深詠子の思い1
明智光秀の娘で細川家に嫁ぎ、切支丹の洗礼を受けたガラシャは、関ヶ原の前哨戦で大阪城下の屋敷で、三成の登城を拒んで自害した。降りかかる火の粉を死をもって払い除けた彼女の人生に、深詠子は共鳴しても、あやかる気はないようだ。
こんな遠い所まで来て、ぜひ知って欲しいと案内したが、簡単な説明だけで一切の私情はない。これからの二人の人生に、どうなのか藤波は思いあぐねた。

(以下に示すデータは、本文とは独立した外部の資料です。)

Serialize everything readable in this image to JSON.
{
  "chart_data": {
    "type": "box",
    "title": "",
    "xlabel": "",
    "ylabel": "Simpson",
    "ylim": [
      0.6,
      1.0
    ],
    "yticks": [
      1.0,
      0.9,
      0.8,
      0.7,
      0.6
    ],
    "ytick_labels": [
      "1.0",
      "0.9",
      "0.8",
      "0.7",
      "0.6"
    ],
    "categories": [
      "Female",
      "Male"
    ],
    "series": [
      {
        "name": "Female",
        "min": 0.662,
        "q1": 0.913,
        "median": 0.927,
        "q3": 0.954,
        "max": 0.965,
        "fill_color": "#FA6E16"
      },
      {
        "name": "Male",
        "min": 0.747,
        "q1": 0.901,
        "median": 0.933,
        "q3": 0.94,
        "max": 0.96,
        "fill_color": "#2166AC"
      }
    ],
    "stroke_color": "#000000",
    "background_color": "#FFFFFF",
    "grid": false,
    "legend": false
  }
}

「この人は大きな功績を残してないが知る人ぞ知るで、別に啓一朗さんは知らなくてもどって事ないわよ。でも憶えておいて欲しい」
もとより藤波は控え目で、大袈裟に自分を見せる人じゃあないが最後のひと言は気になる。深詠子自身も男は騒ぎ立てるもんでなく、不言実行、男の喋りはみっともないと普段から言っている。
「お兄さんもそうなんですか」
「地元だからね。僕みたいにインテリでなくても、うちの殿様はどんな人かと誇りに思って歴史に興味を持つ。でも深詠子は気にしてないよ」
三人は車に戻った。君嶋にすればこんな遠い所に来て、お参りするのは本当に思い入れの強い人に限る。妹もそこを考えて案内すればいい。
此処に泊まるのならまだ時間はある。行きたい所があれば何処へでも行く。
南国よりも北国志向の強い藤波にすれば特にない。彼女はそれを見透かした。
「どうせ行くとこ、決めてないでしょう」
とお兄さんに玉名市にある温泉に行ってと催促した。せっかく来たのだから九州らしい観光地を案内してはと君嶋は提言した。
藤波が九州には馴染みがなく、知っても阿蘇ぐらいだ。阿蘇に行けば駆け足でも半日は掛かる。同じ行くのなら一日掛けてじっくり案内したい。実家には夕方までに行けば良く、丁度空いた時間に、これまた知る人ぞ知る温泉地を深詠子は案内する。